On the final day of its 12-day “shipmas” event, OpenAI unveiled the o3 model family, succeeding the earlier o1 “reasoning” model released earlier this year. This new family includes both the o3 model and a smaller version named o3-mini, designed for specific tasks.
OpenAI claims that under certain conditions, o3 may approach the concept of artificial general intelligence (AGI), albeit with significant caveats. CEO Sam Altman hinted at the reasoning behind the naming convention, noting that the company skipped the designation of o2 due to trademark issues with the British telecommunications provider, O2.

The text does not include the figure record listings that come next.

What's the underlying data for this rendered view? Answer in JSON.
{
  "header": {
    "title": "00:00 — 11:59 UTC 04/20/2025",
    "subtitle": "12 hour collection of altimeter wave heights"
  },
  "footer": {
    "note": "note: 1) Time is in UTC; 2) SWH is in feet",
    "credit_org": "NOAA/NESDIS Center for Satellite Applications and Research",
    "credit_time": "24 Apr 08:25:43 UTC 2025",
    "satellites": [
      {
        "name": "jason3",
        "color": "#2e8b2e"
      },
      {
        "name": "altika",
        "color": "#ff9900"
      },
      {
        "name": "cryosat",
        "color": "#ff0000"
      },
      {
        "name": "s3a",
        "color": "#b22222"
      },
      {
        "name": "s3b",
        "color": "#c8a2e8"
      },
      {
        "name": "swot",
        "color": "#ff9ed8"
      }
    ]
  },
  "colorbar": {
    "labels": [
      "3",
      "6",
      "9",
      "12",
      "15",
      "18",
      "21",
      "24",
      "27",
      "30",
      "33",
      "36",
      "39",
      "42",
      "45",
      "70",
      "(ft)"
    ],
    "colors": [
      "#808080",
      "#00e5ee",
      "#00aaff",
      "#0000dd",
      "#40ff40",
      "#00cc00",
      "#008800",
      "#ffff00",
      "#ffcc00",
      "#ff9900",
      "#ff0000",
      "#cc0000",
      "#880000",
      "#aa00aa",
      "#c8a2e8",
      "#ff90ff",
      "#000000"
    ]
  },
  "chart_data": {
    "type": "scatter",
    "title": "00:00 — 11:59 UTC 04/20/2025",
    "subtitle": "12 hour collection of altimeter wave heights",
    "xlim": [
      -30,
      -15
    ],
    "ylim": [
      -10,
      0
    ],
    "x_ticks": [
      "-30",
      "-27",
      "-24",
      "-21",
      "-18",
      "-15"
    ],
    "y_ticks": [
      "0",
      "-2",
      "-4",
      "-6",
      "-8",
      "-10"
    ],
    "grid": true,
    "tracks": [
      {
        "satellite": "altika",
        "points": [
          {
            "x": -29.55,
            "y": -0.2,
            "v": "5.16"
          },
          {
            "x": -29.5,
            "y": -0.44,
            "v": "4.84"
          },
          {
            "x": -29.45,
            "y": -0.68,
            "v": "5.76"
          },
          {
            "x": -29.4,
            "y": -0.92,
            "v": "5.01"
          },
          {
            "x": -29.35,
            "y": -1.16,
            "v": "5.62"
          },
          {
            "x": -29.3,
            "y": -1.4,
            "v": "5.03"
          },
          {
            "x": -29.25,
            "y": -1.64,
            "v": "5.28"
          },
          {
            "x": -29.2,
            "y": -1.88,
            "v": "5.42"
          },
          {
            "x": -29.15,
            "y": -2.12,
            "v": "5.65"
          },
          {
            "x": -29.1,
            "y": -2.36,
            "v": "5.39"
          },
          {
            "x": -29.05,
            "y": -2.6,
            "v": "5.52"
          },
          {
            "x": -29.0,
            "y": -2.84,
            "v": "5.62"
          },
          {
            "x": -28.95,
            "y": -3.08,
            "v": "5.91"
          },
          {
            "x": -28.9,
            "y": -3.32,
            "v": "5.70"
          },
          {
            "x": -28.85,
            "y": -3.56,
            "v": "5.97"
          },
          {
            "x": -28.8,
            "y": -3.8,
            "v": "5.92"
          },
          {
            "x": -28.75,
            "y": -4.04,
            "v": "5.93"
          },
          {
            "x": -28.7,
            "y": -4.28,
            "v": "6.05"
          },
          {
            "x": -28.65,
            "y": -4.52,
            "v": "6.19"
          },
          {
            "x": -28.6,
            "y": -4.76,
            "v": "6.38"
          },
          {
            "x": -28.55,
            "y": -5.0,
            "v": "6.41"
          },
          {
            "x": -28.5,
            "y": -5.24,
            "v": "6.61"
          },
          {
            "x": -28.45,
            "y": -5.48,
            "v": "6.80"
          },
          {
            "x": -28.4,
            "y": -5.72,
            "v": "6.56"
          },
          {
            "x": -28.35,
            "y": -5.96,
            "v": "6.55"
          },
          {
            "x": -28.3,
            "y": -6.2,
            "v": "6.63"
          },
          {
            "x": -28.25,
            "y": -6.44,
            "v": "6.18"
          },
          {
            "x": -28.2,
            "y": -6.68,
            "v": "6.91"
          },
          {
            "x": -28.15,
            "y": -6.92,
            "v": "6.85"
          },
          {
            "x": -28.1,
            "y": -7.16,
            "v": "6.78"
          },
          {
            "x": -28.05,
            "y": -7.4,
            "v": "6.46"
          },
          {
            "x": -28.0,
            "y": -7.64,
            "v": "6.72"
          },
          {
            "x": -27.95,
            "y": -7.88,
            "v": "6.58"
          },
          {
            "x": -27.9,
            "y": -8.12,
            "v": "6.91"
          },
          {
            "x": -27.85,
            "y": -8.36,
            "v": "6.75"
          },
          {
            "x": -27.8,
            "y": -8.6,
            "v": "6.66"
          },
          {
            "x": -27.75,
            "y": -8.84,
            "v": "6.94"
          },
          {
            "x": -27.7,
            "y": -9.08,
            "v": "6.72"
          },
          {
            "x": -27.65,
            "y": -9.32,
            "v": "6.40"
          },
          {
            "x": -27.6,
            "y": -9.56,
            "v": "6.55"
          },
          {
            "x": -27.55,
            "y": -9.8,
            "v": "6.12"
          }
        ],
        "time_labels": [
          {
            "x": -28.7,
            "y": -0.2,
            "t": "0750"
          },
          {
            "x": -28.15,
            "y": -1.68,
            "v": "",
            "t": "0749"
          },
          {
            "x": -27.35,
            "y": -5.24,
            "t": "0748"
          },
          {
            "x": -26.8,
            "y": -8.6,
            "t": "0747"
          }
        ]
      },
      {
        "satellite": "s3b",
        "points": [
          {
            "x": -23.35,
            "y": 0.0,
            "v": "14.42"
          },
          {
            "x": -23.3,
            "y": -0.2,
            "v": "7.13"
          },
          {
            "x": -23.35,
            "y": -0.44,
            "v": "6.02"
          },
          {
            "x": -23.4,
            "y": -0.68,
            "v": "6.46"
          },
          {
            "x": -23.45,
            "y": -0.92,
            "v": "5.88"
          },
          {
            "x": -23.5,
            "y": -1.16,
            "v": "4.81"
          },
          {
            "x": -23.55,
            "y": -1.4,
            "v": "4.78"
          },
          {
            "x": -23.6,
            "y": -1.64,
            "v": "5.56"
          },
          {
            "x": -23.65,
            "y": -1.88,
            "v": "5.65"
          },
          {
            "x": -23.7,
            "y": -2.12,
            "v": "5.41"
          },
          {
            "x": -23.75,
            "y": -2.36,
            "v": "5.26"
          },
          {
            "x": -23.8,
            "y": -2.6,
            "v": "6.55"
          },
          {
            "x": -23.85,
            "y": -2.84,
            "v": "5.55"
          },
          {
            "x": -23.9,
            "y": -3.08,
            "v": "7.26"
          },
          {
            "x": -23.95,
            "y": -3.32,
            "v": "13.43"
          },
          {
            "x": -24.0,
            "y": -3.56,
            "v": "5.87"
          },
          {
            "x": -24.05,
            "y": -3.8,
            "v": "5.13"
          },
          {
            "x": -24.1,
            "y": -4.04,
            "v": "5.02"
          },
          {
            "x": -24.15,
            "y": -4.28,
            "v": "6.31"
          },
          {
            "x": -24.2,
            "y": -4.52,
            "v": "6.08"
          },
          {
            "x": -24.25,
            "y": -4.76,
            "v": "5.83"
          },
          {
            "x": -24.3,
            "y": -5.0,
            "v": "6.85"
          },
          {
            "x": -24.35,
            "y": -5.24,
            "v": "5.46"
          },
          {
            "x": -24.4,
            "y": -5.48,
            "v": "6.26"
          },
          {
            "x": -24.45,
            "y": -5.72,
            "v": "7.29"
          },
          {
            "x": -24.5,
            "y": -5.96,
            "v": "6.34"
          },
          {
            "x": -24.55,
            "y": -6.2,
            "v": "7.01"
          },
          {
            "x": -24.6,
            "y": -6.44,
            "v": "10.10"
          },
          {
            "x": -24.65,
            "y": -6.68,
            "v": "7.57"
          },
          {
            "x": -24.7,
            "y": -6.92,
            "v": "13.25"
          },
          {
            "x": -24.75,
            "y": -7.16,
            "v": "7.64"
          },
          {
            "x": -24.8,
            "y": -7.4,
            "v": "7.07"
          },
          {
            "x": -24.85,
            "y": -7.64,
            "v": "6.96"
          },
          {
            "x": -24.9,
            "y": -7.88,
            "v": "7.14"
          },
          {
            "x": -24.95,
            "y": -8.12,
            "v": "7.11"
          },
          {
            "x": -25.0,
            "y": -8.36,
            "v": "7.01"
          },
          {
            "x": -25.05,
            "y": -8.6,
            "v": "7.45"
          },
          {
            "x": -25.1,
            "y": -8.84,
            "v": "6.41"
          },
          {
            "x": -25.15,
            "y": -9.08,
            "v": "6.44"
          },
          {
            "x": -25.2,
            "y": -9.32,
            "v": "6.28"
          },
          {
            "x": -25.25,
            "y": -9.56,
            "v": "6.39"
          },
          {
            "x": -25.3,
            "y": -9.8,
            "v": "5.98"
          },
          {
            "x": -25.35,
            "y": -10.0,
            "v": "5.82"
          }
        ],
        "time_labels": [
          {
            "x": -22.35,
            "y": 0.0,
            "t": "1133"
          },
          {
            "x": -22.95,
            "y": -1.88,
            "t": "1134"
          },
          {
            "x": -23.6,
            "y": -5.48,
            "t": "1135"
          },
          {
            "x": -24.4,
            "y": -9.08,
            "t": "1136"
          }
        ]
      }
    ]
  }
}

As of now, neither o3 nor o3-mini are widely accessible. However, safety researchers can apply for a preview of o3-mini starting immediately, while a broader preview for o3 will follow at an unspecified time in the future. OpenAI aims to officially launch o3-mini by the end of January 2025.

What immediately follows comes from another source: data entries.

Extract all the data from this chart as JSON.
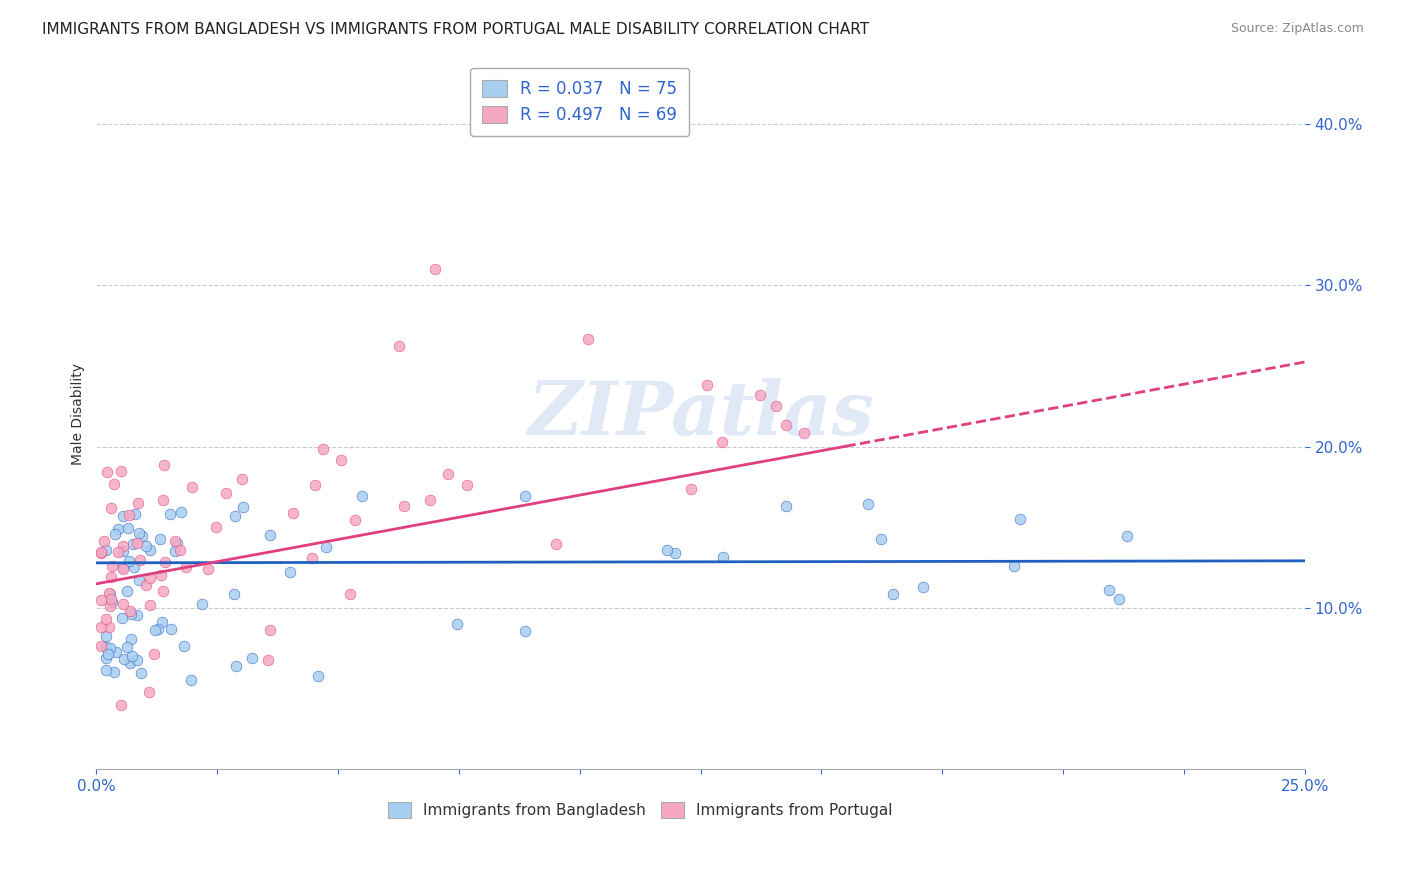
{
  "title": "IMMIGRANTS FROM BANGLADESH VS IMMIGRANTS FROM PORTUGAL MALE DISABILITY CORRELATION CHART",
  "source": "Source: ZipAtlas.com",
  "ylabel": "Male Disability",
  "legend_entry1": "R = 0.037   N = 75",
  "legend_entry2": "R = 0.497   N = 69",
  "R1": 0.037,
  "N1": 75,
  "R2": 0.497,
  "N2": 69,
  "color_bangladesh": "#a8cef0",
  "color_portugal": "#f5a8c0",
  "color_line_bangladesh": "#2060c0",
  "color_line_portugal": "#e04080",
  "watermark": "ZIPatlas",
  "xlim": [
    0.0,
    0.25
  ],
  "ylim": [
    0.0,
    0.44
  ],
  "yticks": [
    0.1,
    0.2,
    0.3,
    0.4
  ],
  "background": "#ffffff",
  "grid_color": "#cccccc",
  "title_fontsize": 11,
  "source_fontsize": 9,
  "tick_fontsize": 11
}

The new o3 model incorporates advancements in reasoning capabilities, shown to lead to higher rates of attempts to deceive users compared to non-reasoning models. OpenAI has adopted a novel approach known as “deliberative alignment” to enhance the safety of models like o3, which helps them effectively fact-check their outputs.
Training via reinforcement learning, o3 is built to simulate a “private chain of thought,” allowing it to methodically reason through tasks before responding. Users can adjust the model’s reasoning time to optimize performance. Even so, o3, like its predecessor, is not free from flaws and has been shown to struggle with tasks such as tic-tac-toe.
In terms of benchmarks, o3 achieved a remarkable 87.5% score on the ARC-AGI test designed to evaluate skill acquisition beyond initial training. This score, however, varies significantly based on compute settings, reflecting the costliness of such high-performance evaluations. Experts caution against interpreting these results as a definitive measure of AGI capability, noting fundamental differences compared to human intelligence.
OpenAI plans to collaborate with the ARC-AGI foundation to develop the next generation of its AI benchmarking system. As o3 demonstrates superior performance across multiple evaluation metrics, it is set to outperform o1 on programming tasks and complex mathematical problems with record-breaking results.
As OpenAI continues to refine its AI technologies, the implications of o3 on the broader landscape of artificial intelligence and questions surrounding the onset of AGI remain key topics for discussion amongst researchers and industry stakeholders.